What a wild thought experiment: the idea of Trump crossing his legs and focusing on his breath.

I think for Trump it would take a whole, full-fledged weeklong silent meditation retreat to make progress. Which, by the way, is what it took for me, because I'm not a natural meditator either. The first sign of progress would just be that he would feel the urge to tweet and he would be aware of it welling up, and it wouldn't seem like so much a part of him. It would seem like something he could reflect upon and view more objectively and decide whether to follow up on. That would be the first sign that Trump was heading in what a Buddhist would consider the right direction.

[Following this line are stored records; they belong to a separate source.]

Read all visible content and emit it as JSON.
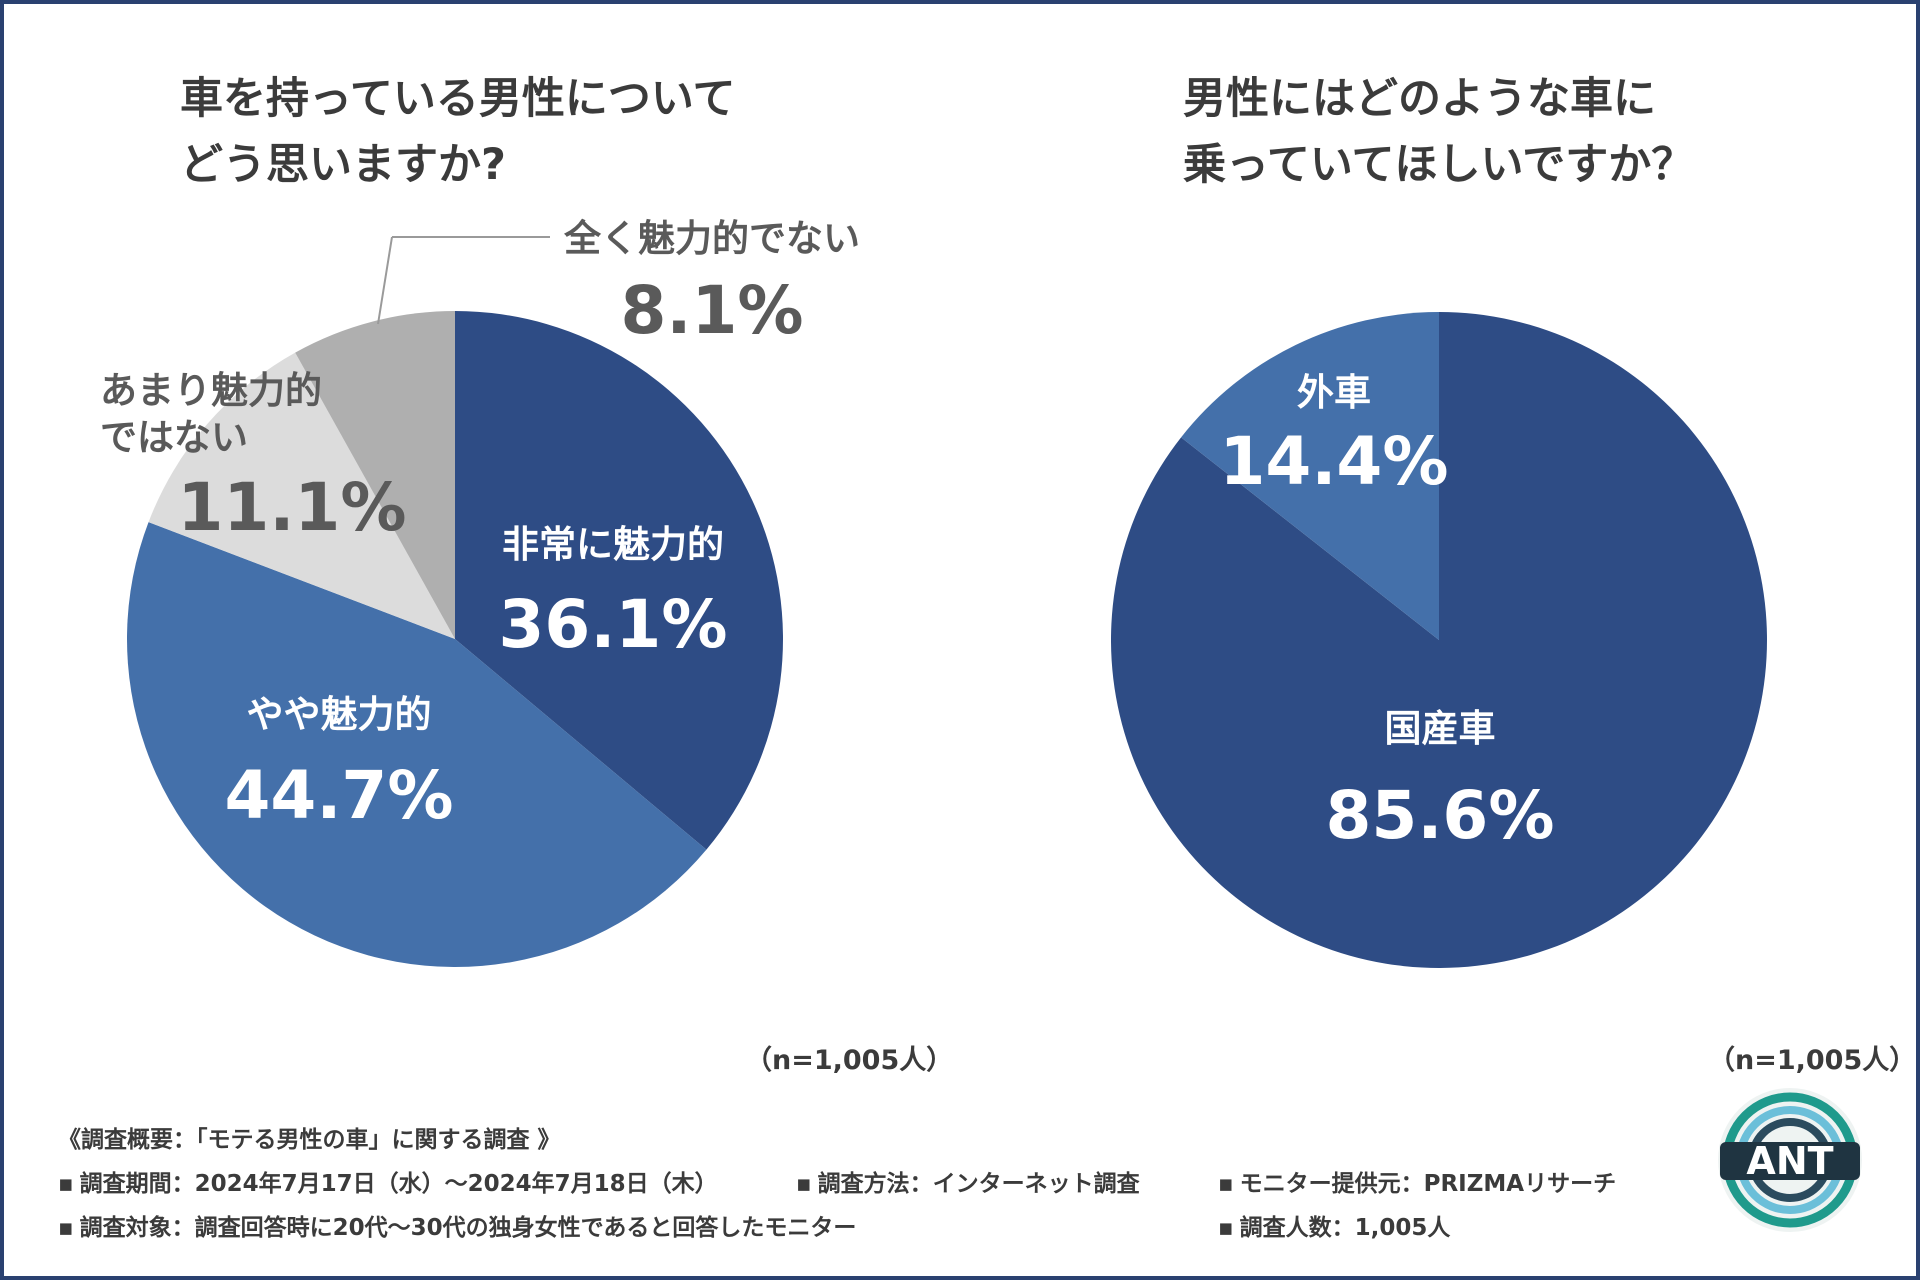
{
  "colors": {
    "dark_navy": "#2e4c85",
    "mid_blue": "#4470aa",
    "light_gray": "#dcdcdc",
    "mid_gray": "#afafaf",
    "frame": "#2a4170",
    "text": "#3b3b3b",
    "dim_text": "#5a5a5a"
  },
  "left": {
    "title_lines": [
      "車を持っている男性について",
      "どう思いますか?"
    ],
    "sample_note": "（n=1,005人）"
  },
  "right": {
    "title_lines": [
      "男性にはどのような車に",
      "乗っていてほしいですか？"
    ],
    "sample_note": "（n=1,005人）"
  },
  "chart_data": [
    {
      "type": "pie",
      "slices": [
        {
          "label": "非常に魅力的",
          "value": 36.1,
          "value_label": "36.1%",
          "color": "#2e4c85"
        },
        {
          "label": "やや魅力的",
          "value": 44.7,
          "value_label": "44.7%",
          "color": "#4470aa"
        },
        {
          "label": "あまり魅力的ではない",
          "label_lines": [
            "あまり魅力的",
            "ではない"
          ],
          "value": 11.1,
          "value_label": "11.1%",
          "color": "#dcdcdc"
        },
        {
          "label": "全く魅力的でない",
          "value": 8.1,
          "value_label": "8.1%",
          "color": "#afafaf"
        }
      ]
    },
    {
      "type": "pie",
      "slices": [
        {
          "label": "国産車",
          "value": 85.6,
          "value_label": "85.6%",
          "color": "#2e4c85"
        },
        {
          "label": "外車",
          "value": 14.4,
          "value_label": "14.4%",
          "color": "#4470aa"
        }
      ]
    }
  ],
  "survey": {
    "heading": "《調査概要：「モテる男性の車」に関する調査 》",
    "bullet": "▪",
    "period": "調査期間：2024年7月17日（水）～2024年7月18日（木）",
    "method": "調査方法：インターネット調査",
    "provider": "モニター提供元：PRIZMAリサーチ",
    "target": "調査対象：調査回答時に20代～30代の独身女性であると回答したモニター",
    "count": "調査人数：1,005人"
  },
  "logo": {
    "text": "ANT",
    "icon": "ant-logo-icon"
  }
}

What about someone more ideological, like White House adviser Steve Bannon? Do you think if he achieved some level of mindfulness he would change his mind about his nationalist, anti-immigration beliefs? Or do you think he would just become more effective in advocating for them?
Well, this is a concern you hear about meditation generally. Like, Won't it allow people to pursue their goals more dispassionately and effectively without making the goals themselves more laudable? And, the answer is that can happen, but it usually doesn't. The Buddhist premise is that seeing a little more clearly tends to make you happier and tends to make you a better person. I would say that that last outcome is not guaranteed, but it tends to be the case. You do have very skillful meditators who are bad people, and exploit people with the help of their meditative prowess.

Oddly, I'm not as sure it would help in Bannon's case as in Trump's, because I don't think Bannon is as emotionally reactive to begin with as Trump is. Bannon is definitely a more self-aware and more aware person than Trump. Then again, aren't we all?

This interview has been edited and condensed for clarity.